A reason for this design is to keep a one-to-one correspondence with the :ref:`YAML representation`. To remove some
of the unpracticalities of directly working with this representation, convenience functions are introduced.
For example, instead of constructing :math:`f \prodjoin g` as ``symfer.SumProd([],[f,g])`` one can also use
``f.product(g)``. These convenience functions also behave smart in the sense that they take basic factor algebra
simplifications into account. For example, if either ``f`` or ``g`` is the identity factor ``I()``, ``product``
does not return a ``SumProd`` expression at all, but simply the other factor.

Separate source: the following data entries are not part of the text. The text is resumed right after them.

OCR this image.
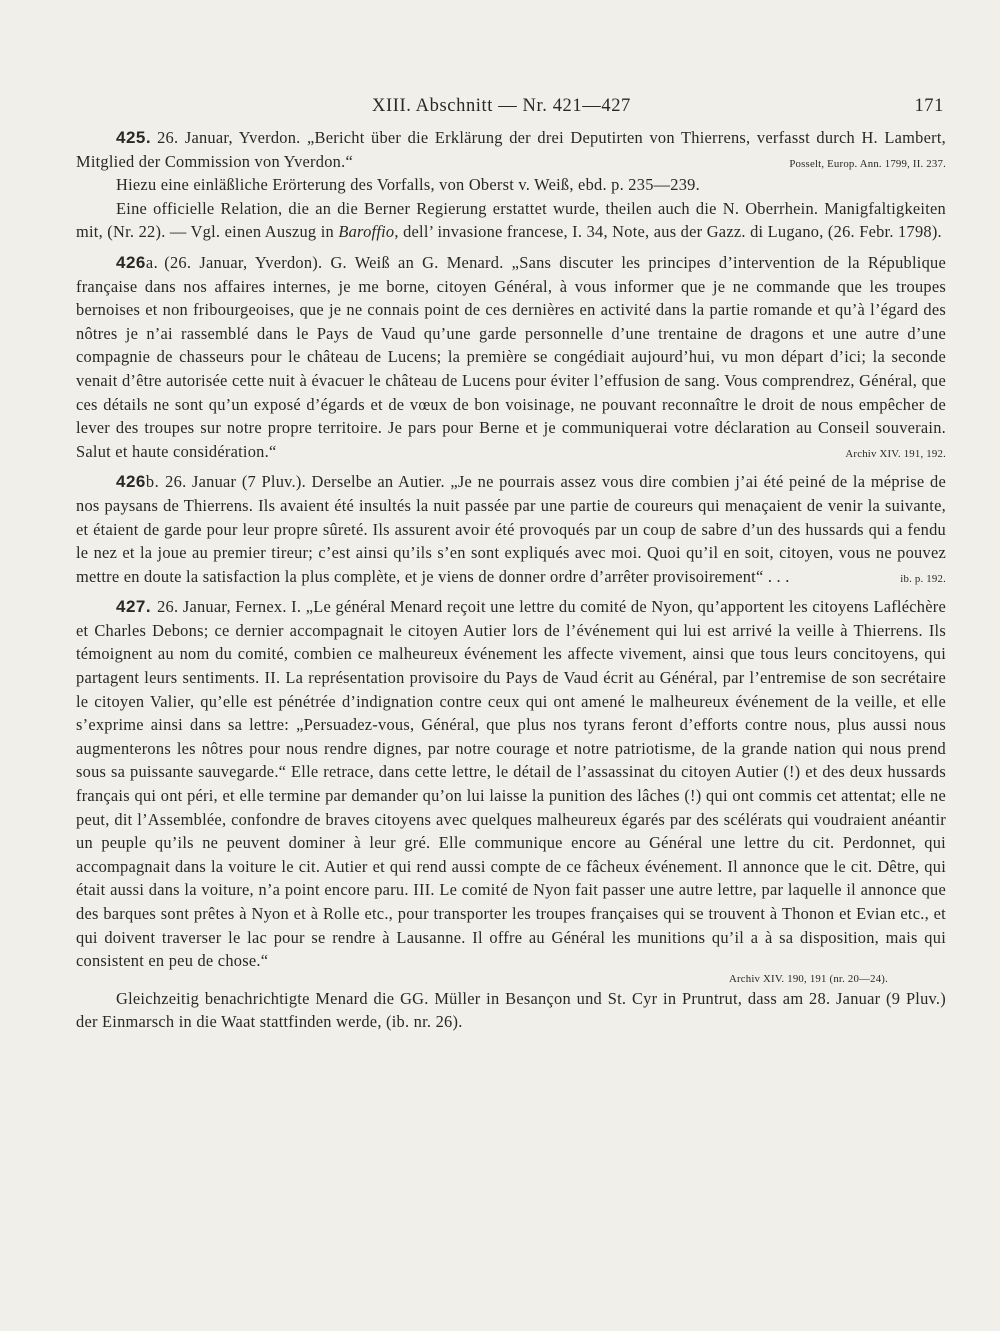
XIII. Abschnitt — Nr. 421—427	171

425. 26. Januar, Yverdon. „Bericht über die Erklärung der drei Deputirten von Thierrens, verfasst durch H. Lambert, Mitglied der Commission von Yverdon.“	Posselt, Europ. Ann. 1799, II. 237.

Hiezu eine einläßliche Erörterung des Vorfalls, von Oberst v. Weiß, ebd. p. 235—239.

Eine officielle Relation, die an die Berner Regierung erstattet wurde, theilen auch die N. Oberrhein. Manigfaltigkeiten mit, (Nr. 22). — Vgl. einen Auszug in Baroffio, dell’ invasione francese, I. 34, Note, aus der Gazz. di Lugano, (26. Febr. 1798).

426a. (26. Januar, Yverdon). G. Weiß an G. Menard. „Sans discuter les principes d’intervention de la République française dans nos affaires internes, je me borne, citoyen Général, à vous informer que je ne commande que les troupes bernoises et non fribourgeoises, que je ne connais point de ces dernières en activité dans la partie romande et qu’à l’égard des nôtres je n’ai rassemblé dans le Pays de Vaud qu’une garde personnelle d’une trentaine de dragons et une autre d’une compagnie de chasseurs pour le château de Lucens; la première se congédiait aujourd’hui, vu mon départ d’ici; la seconde venait d’être autorisée cette nuit à évacuer le château de Lucens pour éviter l’effusion de sang. Vous comprendrez, Général, que ces détails ne sont qu’un exposé d’égards et de vœux de bon voisinage, ne pouvant reconnaître le droit de nous empêcher de lever des troupes sur notre propre territoire. Je pars pour Berne et je communiquerai votre déclaration au Conseil souverain. Salut et haute considération.“	Archiv XIV. 191, 192.

426b. 26. Januar (7 Pluv.). Derselbe an Autier. „Je ne pourrais assez vous dire combien j’ai été peiné de la méprise de nos paysans de Thierrens. Ils avaient été insultés la nuit passée par une partie de coureurs qui menaçaient de venir la suivante, et étaient de garde pour leur propre sûreté. Ils assurent avoir été provoqués par un coup de sabre d’un des hussards qui a fendu le nez et la joue au premier tireur; c’est ainsi qu’ils s’en sont expliqués avec moi. Quoi qu’il en soit, citoyen, vous ne pouvez mettre en doute la satisfaction la plus complète, et je viens de donner ordre d’arrêter provisoirement“ . . .	ib. p. 192.

427. 26. Januar, Fernex. I. „Le général Menard reçoit une lettre du comité de Nyon, qu’apportent les citoyens Lafléchère et Charles Debons; ce dernier accompagnait le citoyen Autier lors de l’événement qui lui est arrivé la veille à Thierrens. Ils témoignent au nom du comité, combien ce malheureux événement les affecte vivement, ainsi que tous leurs concitoyens, qui partagent leurs sentiments. II. La représentation provisoire du Pays de Vaud écrit au Général, par l’entremise de son secrétaire le citoyen Valier, qu’elle est pénétrée d’indignation contre ceux qui ont amené le malheureux événement de la veille, et elle s’exprime ainsi dans sa lettre: „Persuadez-vous, Général, que plus nos tyrans feront d’efforts contre nous, plus aussi nous augmenterons les nôtres pour nous rendre dignes, par notre courage et notre patriotisme, de la grande nation qui nous prend sous sa puissante sauvegarde.“ Elle retrace, dans cette lettre, le détail de l’assassinat du citoyen Autier (!) et des deux hussards français qui ont péri, et elle termine par demander qu’on lui laisse la punition des lâches (!) qui ont commis cet attentat; elle ne peut, dit l’Assemblée, confondre de braves citoyens avec quelques malheureux égarés par des scélérats qui voudraient anéantir un peuple qu’ils ne peuvent dominer à leur gré. Elle communique encore au Général une lettre du cit. Perdonnet, qui accompagnait dans la voiture le cit. Autier et qui rend aussi compte de ce fâcheux événement. Il annonce que le cit. Dêtre, qui était aussi dans la voiture, n’a point encore paru. III. Le comité de Nyon fait passer une autre lettre, par laquelle il annonce que des barques sont prêtes à Nyon et à Rolle etc., pour transporter les troupes françaises qui se trouvent à Thonon et Evian etc., et qui doivent traverser le lac pour se rendre à Lausanne. Il offre au Général les munitions qu’il a à sa disposition, mais qui consistent en peu de chose.“

Archiv XIV. 190, 191 (nr. 20—24).

Gleichzeitig benachrichtigte Menard die GG. Müller in Besançon und St. Cyr in Pruntrut, dass am 28. Januar (9 Pluv.) der Einmarsch in die Waat stattfinden werde, (ib. nr. 26).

An overview of available factor algebra operators and their corresponding constructors and convenience functions
is shown in the following table.

.. table::
    :widths: 1 1 1
    :column-alignment: center left left

    +---------------------------------------+-----------------------------------+---------------------------------+
    |factor algebra                         | |Factor| constructor              | |Factor| convenience function   |
    +=======================================+===================================+=================================+
    |.. math::                              |::                                 |::                               |
    |                                       |                                   |                                 |
    |    \sumproj_{A,B} (f \prodjoin g)     |    SumProd(['A','B'],[f,g])       |    f.product(g).sumto(['A','B'])|
    |                                       |                                   |                                 |
    |                                       |                                   |or::                             |
    |                                       |                                   |                                 |
    |                                       |                                   |    I().product(f,g).sumto(...)  |
    |                                       |                                   |                                 |
    +---------------------------------------+-----------------------------------+---------------------------------+
    |.. math::                              |::                                 |                                 |
    |                                       |                                   |                                 |
    |    f(A{=}0,B{=}b_1)&=0.25\\           |   f = Multinom([{'A':[0,1]},..],  |                                 |
    |    f(A{=}1,B{=}b_1)&=0.75\\           |                [0.25,0.75,..])    |                                 |
    |    f(A{=}0,B{=}b_2)&=\ldots           |                                   |                                 |
    +---------------------------------------+-----------------------------------+---------------------------------+
    |.. math::                              |::                                 |                                 |
    |                                       |                                   |                                 |
    |    d(A{=}0,B{=}b_1)&=\text{true}\\    |   d = Fun([{'C':[False,True]}],   |                                 |
    |    d(A{=}1,B{=}b_1)&=\text{false}\\   |           [{'A':[0,1],..],        |                                 |
    |    d(A{=}0,B{=}b_2)&=\ldots           |           [1,0,..])               |                                 |
    |                                       |                                   |                                 |
    +---------------------------------------+-----------------------------------+---------------------------------+
    |.. math::                              |::                                 |::                               |
    |                                       |                                   |                                 |
    |    h[C{=}d]                           |    Index([d],[h])                 |    h.index(d)                   |
    |                                       |                                   |                                 |
    |                                       |                                   |                                 |
    +---------------------------------------+-----------------------------------+---------------------------------+
    |.. math::                              |::                                 |::                               |
    |                                       |                                   |                                 |
    |    h[C{=}\text{true}]                 |  Index([Fun([{'C':[False,True]}], |    h.index(C=True)              |
    |                                       |             [],[1])],             |                                 |
    |                                       |        [h])                       |                                 |
    |                                       |                                   |                                 |
    +---------------------------------------+-----------------------------------+---------------------------------+
    |.. math::                              |::                                 |                                 |
    |                                       |                                   |                                 |
    |    \I                                 |    I()                            |                                 |
    +---------------------------------------+-----------------------------------+---------------------------------+
    |.. math::                              |::                                 |::                               |
    |                                       |                                   |                                 |
    |    \I_{C{=}d}                         |    Embed([d])                     |    d.embed()                    |
    |                                       |                                   |                                 |
    +---------------------------------------+-----------------------------------+---------------------------------+
    |                                       |::                                 |::                               |
    |                                       |                                   |                                 |
    |                                       |    Reorder([{'newB':'B'},         |    f.reorder([{'newB':'B'},     |
    |                                       |             {'newA':'A'}],        |               {'newA':'A'}])    |
    |                                       |            [f])                   |                                 |
    +---------------------------------------+-----------------------------------+---------------------------------+